Rosia Montana: Are We Drawing to a Close?

On the 9th of December, a referendum was organized in 35 small Romanian localities within the mining region where the Roşia Montană project is supposed to take place. The decision to hold the referendum on the same day as the legislative elections was obviously neither coincidental, nor just a sensible cost-savings measure. Rather,the not-so-secret hope was that merging two deliberative issues for the same ballot would secure a good turnout and push the controversial project beneath the door and then up the decision makers’ table. After all, there are other examples from the recent past that consolidated this mechanism. But it so happened that the referendum had to be invalidated due to an insufficient turnout.

In the event that the referendum expressed the will of the local people to restart mining in the area, the corporation, project advocates, and politicians who have over the last years been reciting the mantra of job creation would have hailed its outcome as a clear triumph of democracy over demagogy and misinformation. But would it have really been so?

If, in 2002, when the Local Council voted that Roşia Montană should be transformed from a residential area into an industrial area, thus making it virtually impossible for any alternative economic activity to develop there, a referendum had been organized and the ‘will of people’ had spoken in one voice, it would have been more difficult to criticize now this proof of sham democracy.  But the major questions still remain, and, moreover, no significant effort is being made to answer them. Why should this project be simply a matter of securing jobs and temporary welfare for a community who is indeed very poor? After all, there should be more talk about non-renewable resources, environmental and legal protection mechanisms, and fair distribution of stakeholder responsibilities. Such issues are not strictly of local interest, but if the referendum had been held at national level, it is very plausible to say that not only  it would have been valid, but the project itself would had been rejected. It is still unclear to me whether a referendum, be it national, would be the best alternative to decide on such an issue. From one angle, it would just serve to cover decision makers in the voice and authority of the ‘people’, while preserving the same hazy distribution of responsibilities at policy level.

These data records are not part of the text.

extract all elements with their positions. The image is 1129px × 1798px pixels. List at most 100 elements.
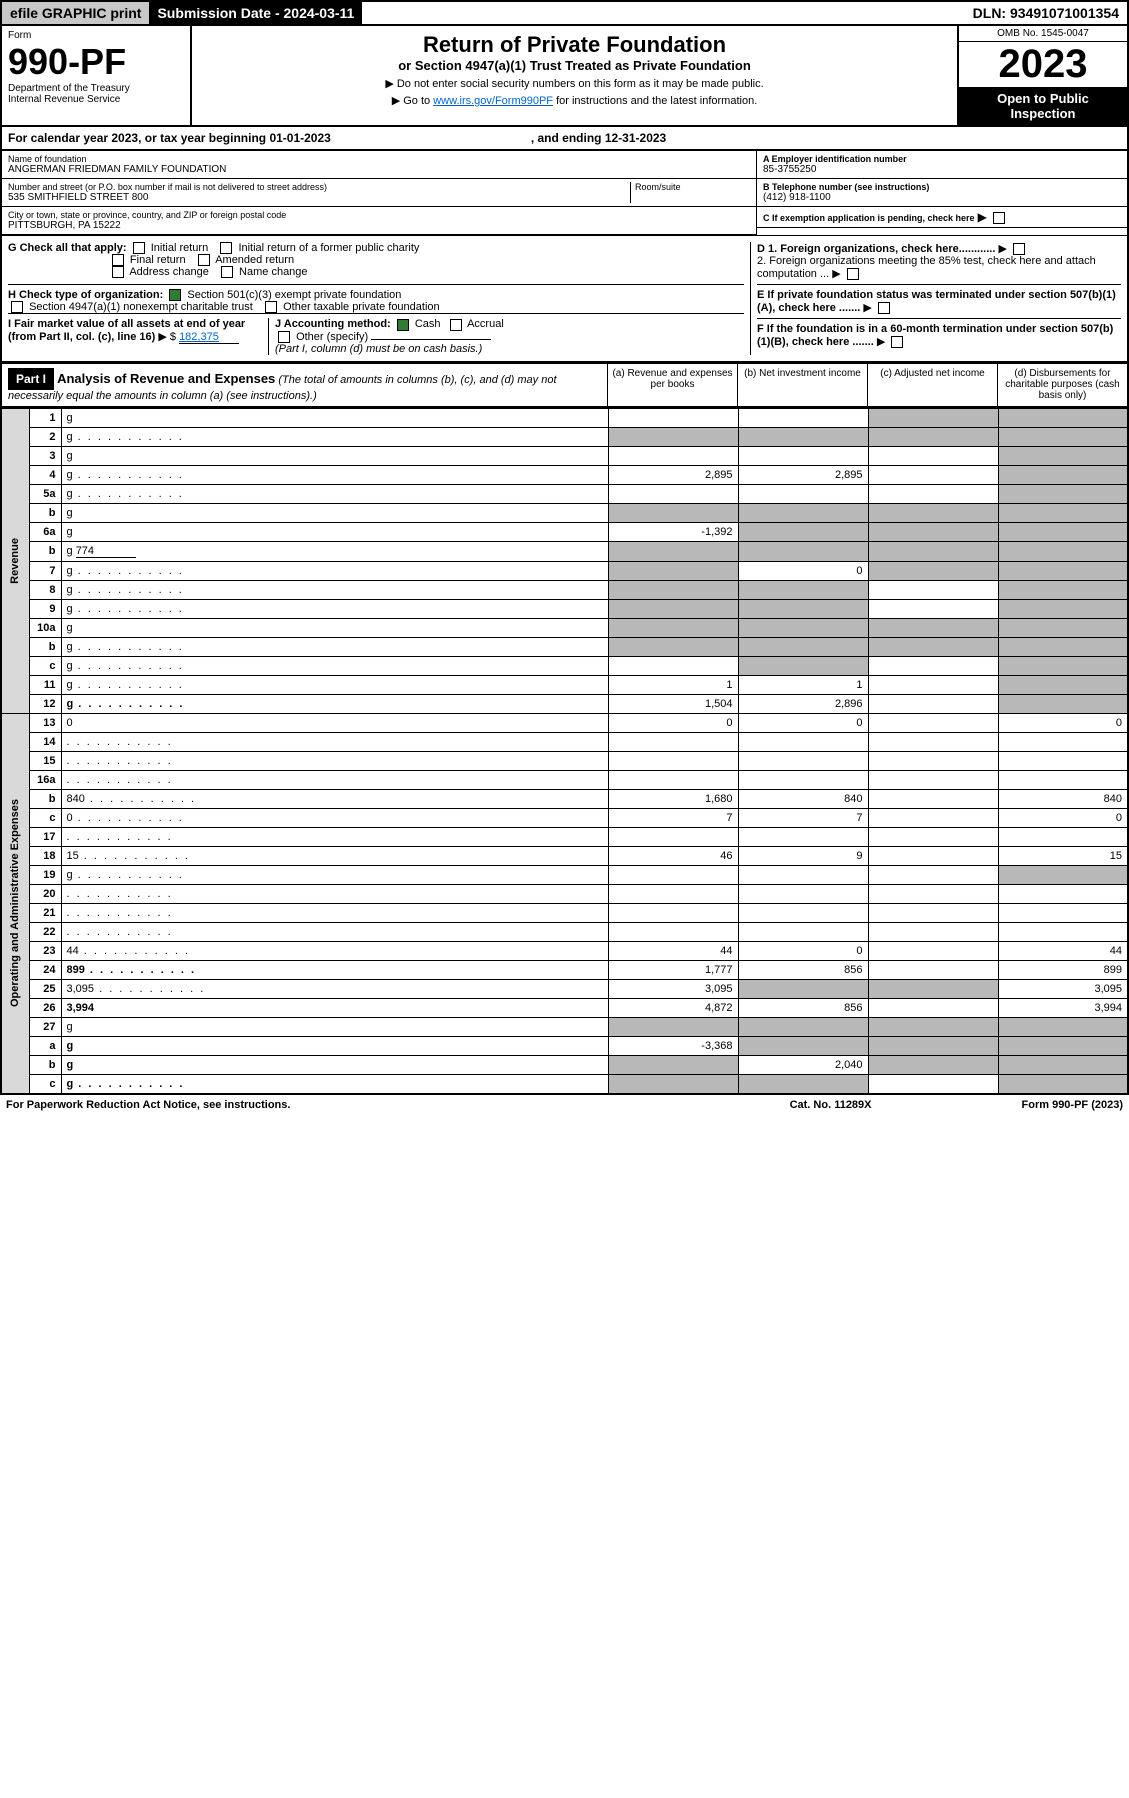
col-d-header: (d) Disbursements for charitable purpose… (997, 364, 1127, 406)
cell-col-a (608, 903, 738, 922)
line-number: 14 (29, 732, 61, 751)
cell-col-a (608, 561, 738, 580)
cell-col-d (998, 865, 1128, 884)
table-row: 234444044 (1, 941, 1128, 960)
cell-col-a: 2,895 (608, 465, 738, 484)
fmv-value[interactable]: 182,375 (179, 331, 239, 344)
line-description: g (61, 865, 608, 884)
line-description: g (61, 1036, 608, 1055)
line-number: 8 (29, 580, 61, 599)
dln: DLN: 93491071001354 (965, 2, 1127, 24)
cell-col-c (868, 903, 998, 922)
table-row: 9g (1, 599, 1128, 618)
efile-print[interactable]: efile GRAPHIC print (2, 2, 149, 24)
line-description: g (61, 1055, 608, 1074)
cell-col-c (868, 484, 998, 503)
h-501c3-checkbox[interactable] (169, 289, 181, 301)
room-label: Room/suite (635, 182, 750, 192)
table-row: 4g2,8952,895 (1, 465, 1128, 484)
line-number: 11 (29, 675, 61, 694)
line-number: 12 (29, 694, 61, 713)
line-description (61, 884, 608, 903)
expenses-label: Operating and Administrative Expenses (1, 713, 29, 1094)
line-description: g (61, 694, 608, 713)
j-other-checkbox[interactable] (278, 331, 290, 343)
line-number: 26 (29, 998, 61, 1017)
line-number: 2 (29, 427, 61, 446)
h-4947-checkbox[interactable] (11, 301, 23, 313)
cell-col-d (998, 694, 1128, 713)
c-checkbox[interactable] (993, 212, 1005, 224)
cell-col-d (998, 1017, 1128, 1036)
table-row: cg (1, 656, 1128, 675)
line-number: c (29, 656, 61, 675)
cell-col-d (998, 408, 1128, 427)
line-description: g (61, 408, 608, 427)
line-number: 7 (29, 561, 61, 580)
ein-label: A Employer identification number (763, 154, 1121, 164)
cell-col-c (868, 789, 998, 808)
cell-col-b (738, 656, 868, 675)
irs-link[interactable]: www.irs.gov/Form990PF (433, 95, 553, 107)
cell-col-b: 2,895 (738, 465, 868, 484)
d2-checkbox[interactable] (847, 268, 859, 280)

If, at the beginning of my posts on Roşia Montană, I saw this research topic riddled with questions, the answers to which would really make a difference, I rather tend to believe now that this project poses deep structural problems which must be addressed at their core, and not on a case-to-case basis.  Even if for the moment there is no definite answer on what is going to happen in that area, the fact that the referendum was invalidated should not be seen as a good sign by opponents of the projects. After all, it is a precedent procedurally approved, and it may be just a matter of time until it becomes successful.


2 responses to “Rosia Montana: Are We Drawing to a Close?

  1. One thing I was wondering is whether the referendum stimulated good public discussions? After all, the turnout and the outcome of a referendum are just one aspect. Another aspect that can change the game and affect legitimacy of future decisions is the public discussion that is created by holding such a referendum.

  2. Thank you for your comment. It is important to see whether this referendum really made a difference with regard to the terms of the public perception and discussions. What happened is, however, that the diverging views of advocates and opponents gained perhaps more consistency from their own different interpretations of the results. This means that the same polarized views and general immunity to complex arguments prevail. On one hand, advocates see the referendum as a triumph of the locals’ wish to have jobs (by referring mostly or exclusively to the proportion of votes in the community of Rosia Montana: pro – ~79% – and against – ~20%). In fact, this community is only one of the 30 other communities in the area, smaller or bigger, where people were called to vote. On the other hand, opponents interpret the results as a negative vote to the project (overall low turnout, insufficient for validation, i.e. 43.2 as compared to at least 50% +1). Oddly or not, changes seem more visible on the Internet, with an apparent increase in the number of Facebook likes for the project’s page (approx. 611.000). Even more oddly, a recurrent topic in the public discussion was to compare this particular referendum with the one held this summer, aimed at the resignation of the incumbent President, although the not-to-be-forgotten difference is that the former was a consultative referendum, whereas the results of the latter were mandatory to apply.
    A last remark: if there was a topic of discussion generated by this referendum and worthy to bear in mind for the future is that there were enough voices to question the way it was organized. To be more specific, procedural shortcomings at the limit of legality were uncovered. Unfortunately, the result of this contribution to the public discussion does not really represent a step forward. In my opinion, it simply increases the mistrust of those who oppose the project and persuades the advocates that there is really a conspiracy against the welfare of this small community.